MOSCOW, August 19 (RAPSI, Diana Gutsul) – Refusal to launch a new criminal case against Domodedovo owner Dmitriy Kamenshchik in relation to 2004 terror attacks in the airport has been appealed, lawyer for the victim party Igor Trunov told RAPSI on Friday.
Relatives of terror attacks’ victims demanded to initiate the case against the airport’s owner because, according to them, “suicide attackers boarded the plane due to the fault of Kamenshchik who had not organized normal security system in Domodedovo.”
Investigators and prosecutors did not find grounds for institution of such criminal case. There were no particular facts and circumstances which could be used as a reason for reopening of investigation, according to them.
On August 5, Moscow’s Basmanny District Court upheld investigators’ refusal to open the case against Kamenshchik.
On August 24, 2004 two organized terror attacks at Domodedovo airport were carried by suicide bombers and resulted in destruction of two airplanes and deaths of 90 people.

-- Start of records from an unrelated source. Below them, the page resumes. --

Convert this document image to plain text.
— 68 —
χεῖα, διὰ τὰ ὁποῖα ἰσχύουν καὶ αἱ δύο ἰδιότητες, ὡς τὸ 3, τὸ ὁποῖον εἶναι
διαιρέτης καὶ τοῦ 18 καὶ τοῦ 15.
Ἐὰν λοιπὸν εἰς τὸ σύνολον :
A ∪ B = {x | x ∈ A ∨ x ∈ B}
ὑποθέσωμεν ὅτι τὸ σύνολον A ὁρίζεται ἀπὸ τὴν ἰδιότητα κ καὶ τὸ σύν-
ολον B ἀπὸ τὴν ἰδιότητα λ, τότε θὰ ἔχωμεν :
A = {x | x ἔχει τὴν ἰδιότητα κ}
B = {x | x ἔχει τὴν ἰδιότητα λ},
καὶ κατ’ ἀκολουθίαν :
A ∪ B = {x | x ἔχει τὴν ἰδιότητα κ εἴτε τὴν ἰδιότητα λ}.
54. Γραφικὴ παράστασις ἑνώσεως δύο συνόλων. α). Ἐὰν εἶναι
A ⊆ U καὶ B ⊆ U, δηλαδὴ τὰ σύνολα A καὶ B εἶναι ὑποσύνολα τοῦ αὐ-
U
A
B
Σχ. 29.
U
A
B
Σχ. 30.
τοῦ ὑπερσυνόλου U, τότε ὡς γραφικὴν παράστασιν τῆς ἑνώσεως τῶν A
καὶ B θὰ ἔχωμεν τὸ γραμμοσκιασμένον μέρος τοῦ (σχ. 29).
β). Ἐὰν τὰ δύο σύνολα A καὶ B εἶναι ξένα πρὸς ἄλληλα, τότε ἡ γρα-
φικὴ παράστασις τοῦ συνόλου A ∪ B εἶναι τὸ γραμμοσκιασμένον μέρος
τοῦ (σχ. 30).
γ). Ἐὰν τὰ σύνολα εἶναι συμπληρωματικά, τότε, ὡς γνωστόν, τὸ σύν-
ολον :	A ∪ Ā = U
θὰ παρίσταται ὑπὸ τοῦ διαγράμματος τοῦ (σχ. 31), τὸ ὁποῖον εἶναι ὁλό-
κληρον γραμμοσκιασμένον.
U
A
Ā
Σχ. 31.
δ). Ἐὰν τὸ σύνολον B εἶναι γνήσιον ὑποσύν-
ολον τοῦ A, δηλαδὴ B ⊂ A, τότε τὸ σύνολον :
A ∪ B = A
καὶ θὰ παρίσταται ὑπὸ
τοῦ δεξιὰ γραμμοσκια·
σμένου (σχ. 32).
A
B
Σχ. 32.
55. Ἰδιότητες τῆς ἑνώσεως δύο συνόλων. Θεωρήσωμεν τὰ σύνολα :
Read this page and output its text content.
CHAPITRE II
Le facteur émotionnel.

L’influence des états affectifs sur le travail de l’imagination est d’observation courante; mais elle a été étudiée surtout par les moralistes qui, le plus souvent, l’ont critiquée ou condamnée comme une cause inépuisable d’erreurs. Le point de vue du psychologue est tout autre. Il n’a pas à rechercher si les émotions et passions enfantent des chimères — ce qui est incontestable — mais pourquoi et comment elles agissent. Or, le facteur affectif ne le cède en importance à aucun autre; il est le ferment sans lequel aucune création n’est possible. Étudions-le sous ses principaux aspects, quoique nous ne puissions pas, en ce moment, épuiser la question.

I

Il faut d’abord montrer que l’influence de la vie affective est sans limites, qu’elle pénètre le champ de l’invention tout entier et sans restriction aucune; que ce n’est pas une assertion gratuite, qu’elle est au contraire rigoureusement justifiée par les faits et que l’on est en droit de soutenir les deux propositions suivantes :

Three persons have been already convicted in the case. Former police officer Mikhail Artamonov received a 6-year prison term; ticket scalper Armen Arutyunyan and ex-employee of Siberia Airlines Nikolai Korenkov were sentenced to 1.5 years in prison each.
Currently, Kamenshchik is a defendant in the 2011 terror attack criminal case. He was charged with the provision of services that do not meet security standards. He pleads not guilty.
A suicide bomber detonated a bomb in the Domodedovo Airport’s international arrivals hall, killing 37 people and injuring 172, on January 24, 2011.
Doku Umarov, Russia’s most wanted terrorist at the time, claimed responsibility for the attack. Altogether, 28 men connected with the terrorist organization called the Caucasus Emirate were linked to the attack, according to the investigators. Seventeen of them were killed in special operations in 2011, and four were detained.
In November 2013, a Moscow Region court sentenced three men to life in prison and a fourth man to 10 years for their role in the suicide bombing.